La coalition à l’origine du texte contre les exportations d’armes dans les pays en guerre civile considère que l’une des variantes du contre-projet proposées par le Conseil fédéral répond à ses objectifs principaux.

L’initiative correctrice avait été déposée en juin à Berne avec plus de 134’000 signatures.
L’initiative correctrice avait été déposée en juin à Berne avec plus de 134’000 signatures.
KEYSTONE

L’initiative populaire «contre les exportations d’armes dans les pays en proie à la guerre civile», dite correctrice, pourrait être retirée. La coalition à l’origine du texte est favorable à l’une des propositions du Conseil fédéral, mises en consultation jusqu’à lundi.

L’initiative exige que les critères d’autorisation applicables aux exportations de matériel de guerre soient réglés non plus dans l’ordonnance, mais dans la Constitution. Ils revêtiraient ainsi la forme d’interdictions. Et le Conseil fédéral se verrait retirer la compétence de modifier ces critères.

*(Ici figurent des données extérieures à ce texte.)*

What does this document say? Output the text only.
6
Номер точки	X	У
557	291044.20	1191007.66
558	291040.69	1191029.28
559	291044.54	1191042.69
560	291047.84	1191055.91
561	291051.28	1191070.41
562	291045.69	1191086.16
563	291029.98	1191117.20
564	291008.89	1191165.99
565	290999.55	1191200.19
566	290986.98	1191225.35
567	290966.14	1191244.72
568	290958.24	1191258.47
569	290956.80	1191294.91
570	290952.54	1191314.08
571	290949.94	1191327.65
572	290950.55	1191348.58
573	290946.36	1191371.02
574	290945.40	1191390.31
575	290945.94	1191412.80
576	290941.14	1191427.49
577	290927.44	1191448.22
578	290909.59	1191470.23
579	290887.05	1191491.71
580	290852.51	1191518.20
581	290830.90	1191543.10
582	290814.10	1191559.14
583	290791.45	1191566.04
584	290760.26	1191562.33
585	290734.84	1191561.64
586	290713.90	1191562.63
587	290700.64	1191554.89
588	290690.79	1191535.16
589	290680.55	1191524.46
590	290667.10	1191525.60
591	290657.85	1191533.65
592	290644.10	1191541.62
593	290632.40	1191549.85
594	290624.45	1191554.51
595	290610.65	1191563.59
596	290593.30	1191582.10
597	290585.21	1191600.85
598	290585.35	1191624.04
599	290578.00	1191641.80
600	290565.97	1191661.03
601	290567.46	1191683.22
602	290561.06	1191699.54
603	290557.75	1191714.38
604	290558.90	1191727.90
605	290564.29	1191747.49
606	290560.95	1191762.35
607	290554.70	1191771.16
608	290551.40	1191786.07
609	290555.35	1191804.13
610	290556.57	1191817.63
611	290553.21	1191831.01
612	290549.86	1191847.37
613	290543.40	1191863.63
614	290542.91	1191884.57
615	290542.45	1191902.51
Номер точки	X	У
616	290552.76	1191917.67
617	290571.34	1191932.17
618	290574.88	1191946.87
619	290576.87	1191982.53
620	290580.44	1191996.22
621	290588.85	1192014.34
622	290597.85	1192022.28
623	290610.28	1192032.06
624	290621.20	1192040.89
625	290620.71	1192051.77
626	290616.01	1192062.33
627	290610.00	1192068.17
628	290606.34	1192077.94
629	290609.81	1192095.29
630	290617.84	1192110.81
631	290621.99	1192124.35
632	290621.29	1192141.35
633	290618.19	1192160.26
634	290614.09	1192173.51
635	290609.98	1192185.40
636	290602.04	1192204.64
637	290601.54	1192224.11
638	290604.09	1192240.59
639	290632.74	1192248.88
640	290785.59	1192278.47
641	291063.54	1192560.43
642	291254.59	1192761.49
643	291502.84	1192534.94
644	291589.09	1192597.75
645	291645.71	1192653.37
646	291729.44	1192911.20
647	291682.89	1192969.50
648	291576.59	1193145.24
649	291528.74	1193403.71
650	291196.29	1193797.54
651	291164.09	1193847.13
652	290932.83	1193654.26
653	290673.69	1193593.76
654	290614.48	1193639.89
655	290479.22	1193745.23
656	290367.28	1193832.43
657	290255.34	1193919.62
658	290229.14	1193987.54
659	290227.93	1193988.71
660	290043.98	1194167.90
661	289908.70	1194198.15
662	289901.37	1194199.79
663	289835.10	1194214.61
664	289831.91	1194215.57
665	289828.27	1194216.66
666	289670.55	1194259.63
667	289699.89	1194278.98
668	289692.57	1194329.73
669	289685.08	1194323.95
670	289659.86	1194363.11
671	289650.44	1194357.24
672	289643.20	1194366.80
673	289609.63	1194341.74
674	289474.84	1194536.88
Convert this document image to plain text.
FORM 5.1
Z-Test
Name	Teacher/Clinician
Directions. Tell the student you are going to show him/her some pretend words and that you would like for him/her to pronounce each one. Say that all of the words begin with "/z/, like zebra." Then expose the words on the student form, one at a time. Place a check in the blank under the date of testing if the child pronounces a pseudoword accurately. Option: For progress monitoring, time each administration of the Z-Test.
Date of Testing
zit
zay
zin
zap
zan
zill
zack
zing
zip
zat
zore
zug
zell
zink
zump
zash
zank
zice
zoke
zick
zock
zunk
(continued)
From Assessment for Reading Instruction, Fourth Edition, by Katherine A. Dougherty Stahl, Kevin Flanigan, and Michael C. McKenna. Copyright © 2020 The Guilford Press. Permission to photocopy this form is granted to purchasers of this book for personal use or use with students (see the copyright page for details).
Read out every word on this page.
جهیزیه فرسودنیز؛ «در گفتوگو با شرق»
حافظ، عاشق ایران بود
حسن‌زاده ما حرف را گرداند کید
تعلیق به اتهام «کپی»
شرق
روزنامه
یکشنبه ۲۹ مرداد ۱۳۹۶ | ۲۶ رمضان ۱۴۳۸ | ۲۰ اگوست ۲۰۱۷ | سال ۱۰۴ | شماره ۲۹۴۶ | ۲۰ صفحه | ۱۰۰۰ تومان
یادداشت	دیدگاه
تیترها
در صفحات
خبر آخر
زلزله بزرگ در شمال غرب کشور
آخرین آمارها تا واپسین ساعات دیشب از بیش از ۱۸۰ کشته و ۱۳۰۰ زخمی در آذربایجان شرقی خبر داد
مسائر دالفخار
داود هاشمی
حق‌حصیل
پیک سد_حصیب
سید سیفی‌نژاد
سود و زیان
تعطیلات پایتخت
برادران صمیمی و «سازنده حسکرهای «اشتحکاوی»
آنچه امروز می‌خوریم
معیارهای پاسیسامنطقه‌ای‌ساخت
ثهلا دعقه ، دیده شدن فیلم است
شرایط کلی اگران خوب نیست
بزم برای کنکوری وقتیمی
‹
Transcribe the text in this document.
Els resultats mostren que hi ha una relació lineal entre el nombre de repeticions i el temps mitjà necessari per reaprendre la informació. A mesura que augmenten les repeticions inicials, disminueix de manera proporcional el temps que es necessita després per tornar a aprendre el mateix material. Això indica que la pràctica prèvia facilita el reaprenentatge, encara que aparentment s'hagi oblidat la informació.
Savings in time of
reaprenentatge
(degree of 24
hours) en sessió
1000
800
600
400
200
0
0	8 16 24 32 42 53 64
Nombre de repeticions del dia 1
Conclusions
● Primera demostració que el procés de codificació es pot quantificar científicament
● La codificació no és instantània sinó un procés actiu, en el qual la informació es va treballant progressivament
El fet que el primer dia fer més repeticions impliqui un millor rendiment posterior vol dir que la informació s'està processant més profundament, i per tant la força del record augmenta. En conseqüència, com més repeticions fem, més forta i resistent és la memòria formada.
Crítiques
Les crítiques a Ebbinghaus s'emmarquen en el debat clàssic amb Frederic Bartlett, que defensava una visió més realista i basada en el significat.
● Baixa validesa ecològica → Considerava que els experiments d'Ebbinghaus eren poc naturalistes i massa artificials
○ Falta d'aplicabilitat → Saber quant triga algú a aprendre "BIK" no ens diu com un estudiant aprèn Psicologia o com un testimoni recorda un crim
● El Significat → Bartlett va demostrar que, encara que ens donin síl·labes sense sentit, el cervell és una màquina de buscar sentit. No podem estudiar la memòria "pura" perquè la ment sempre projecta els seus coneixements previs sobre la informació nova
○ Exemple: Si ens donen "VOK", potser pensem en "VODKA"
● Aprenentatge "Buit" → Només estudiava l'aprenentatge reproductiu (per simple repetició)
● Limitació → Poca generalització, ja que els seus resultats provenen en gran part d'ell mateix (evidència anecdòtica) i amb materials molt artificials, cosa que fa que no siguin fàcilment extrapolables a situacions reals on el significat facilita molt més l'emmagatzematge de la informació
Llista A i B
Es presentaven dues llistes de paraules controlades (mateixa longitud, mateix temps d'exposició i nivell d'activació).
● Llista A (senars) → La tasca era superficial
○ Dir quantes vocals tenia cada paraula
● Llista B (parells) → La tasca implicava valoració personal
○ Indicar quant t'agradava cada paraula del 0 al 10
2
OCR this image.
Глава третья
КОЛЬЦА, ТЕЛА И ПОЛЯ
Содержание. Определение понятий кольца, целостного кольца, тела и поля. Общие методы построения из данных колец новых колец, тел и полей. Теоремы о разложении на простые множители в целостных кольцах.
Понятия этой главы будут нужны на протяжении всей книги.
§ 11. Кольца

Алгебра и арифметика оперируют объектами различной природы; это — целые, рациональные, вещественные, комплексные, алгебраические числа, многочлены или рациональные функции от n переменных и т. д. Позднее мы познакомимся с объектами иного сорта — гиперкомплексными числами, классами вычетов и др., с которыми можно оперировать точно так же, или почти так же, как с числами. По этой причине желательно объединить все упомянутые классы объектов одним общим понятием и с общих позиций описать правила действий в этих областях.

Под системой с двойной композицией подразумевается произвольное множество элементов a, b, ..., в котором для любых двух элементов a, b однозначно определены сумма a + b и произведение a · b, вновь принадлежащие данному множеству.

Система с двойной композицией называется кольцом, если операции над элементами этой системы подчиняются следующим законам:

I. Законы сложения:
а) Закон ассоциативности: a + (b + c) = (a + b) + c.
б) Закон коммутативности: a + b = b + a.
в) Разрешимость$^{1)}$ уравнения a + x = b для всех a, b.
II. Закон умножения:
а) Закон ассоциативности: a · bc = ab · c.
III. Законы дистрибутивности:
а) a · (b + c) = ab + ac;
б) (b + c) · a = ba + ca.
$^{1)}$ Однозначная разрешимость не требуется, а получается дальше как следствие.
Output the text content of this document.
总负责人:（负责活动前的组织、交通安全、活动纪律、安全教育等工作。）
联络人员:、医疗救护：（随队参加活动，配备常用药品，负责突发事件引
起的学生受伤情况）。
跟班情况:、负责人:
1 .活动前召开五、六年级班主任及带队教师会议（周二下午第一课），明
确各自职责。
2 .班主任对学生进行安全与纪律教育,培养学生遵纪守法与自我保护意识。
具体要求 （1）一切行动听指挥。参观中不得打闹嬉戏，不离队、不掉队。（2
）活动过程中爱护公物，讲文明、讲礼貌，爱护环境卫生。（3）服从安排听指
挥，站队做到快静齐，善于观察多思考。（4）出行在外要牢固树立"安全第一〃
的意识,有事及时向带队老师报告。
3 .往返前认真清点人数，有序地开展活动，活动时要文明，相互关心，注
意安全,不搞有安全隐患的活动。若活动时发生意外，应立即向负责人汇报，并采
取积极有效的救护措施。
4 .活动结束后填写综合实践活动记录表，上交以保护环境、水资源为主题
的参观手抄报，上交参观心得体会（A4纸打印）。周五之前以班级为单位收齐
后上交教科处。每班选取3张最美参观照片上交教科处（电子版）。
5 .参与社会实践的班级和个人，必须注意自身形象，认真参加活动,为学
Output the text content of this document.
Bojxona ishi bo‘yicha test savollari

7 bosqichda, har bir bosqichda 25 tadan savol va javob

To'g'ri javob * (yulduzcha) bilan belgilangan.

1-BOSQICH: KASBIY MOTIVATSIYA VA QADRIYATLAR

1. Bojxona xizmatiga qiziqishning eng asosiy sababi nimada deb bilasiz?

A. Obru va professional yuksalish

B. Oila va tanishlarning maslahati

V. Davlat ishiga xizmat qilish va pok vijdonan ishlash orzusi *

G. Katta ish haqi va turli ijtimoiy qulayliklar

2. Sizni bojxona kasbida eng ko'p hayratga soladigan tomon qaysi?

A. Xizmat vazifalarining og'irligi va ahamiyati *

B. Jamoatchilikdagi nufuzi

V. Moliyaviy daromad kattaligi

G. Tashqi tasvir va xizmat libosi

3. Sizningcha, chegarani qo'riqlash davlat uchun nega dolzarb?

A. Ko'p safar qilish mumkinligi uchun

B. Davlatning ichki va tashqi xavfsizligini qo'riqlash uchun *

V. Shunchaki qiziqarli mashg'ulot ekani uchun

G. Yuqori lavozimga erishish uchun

En outre, les exportations de matériel de guerre vers les pays en guerre civile et ceux qui violent gravement et systématiquement les droits humains devraient être interdites sans exception. Estimant que le texte va trop loin, le gouvernement a concocté un contre-projet indirect et mis deux variantes en consultation.

«Compromis»

Avec la première, les exportations d’armes vers des pays violant les droits humains se poursuivraient, critique lundi la coalition contre les exportations d’armes vers les pays en guerre civile. Les exportations vers des pays en guerre civile resteraient aussi possibles en cas de «circonstances exceptionnelles» ou lorsque «la sauvegarde des intérêts du pays en matière de politique extérieure ou de politique de sécurité l’exige».

La coalition n’en veut donc pas. À l’inverse, la deuxième variante pourrait mener à un retrait de l’initiative, car elle répond à ses trois objectifs principaux. «Nous proposons un compromis au Conseil fédéral. J’espère qu’il acceptera cette offre», conclut le député et co-président de la coalition Martin Landolt (PDC/GL).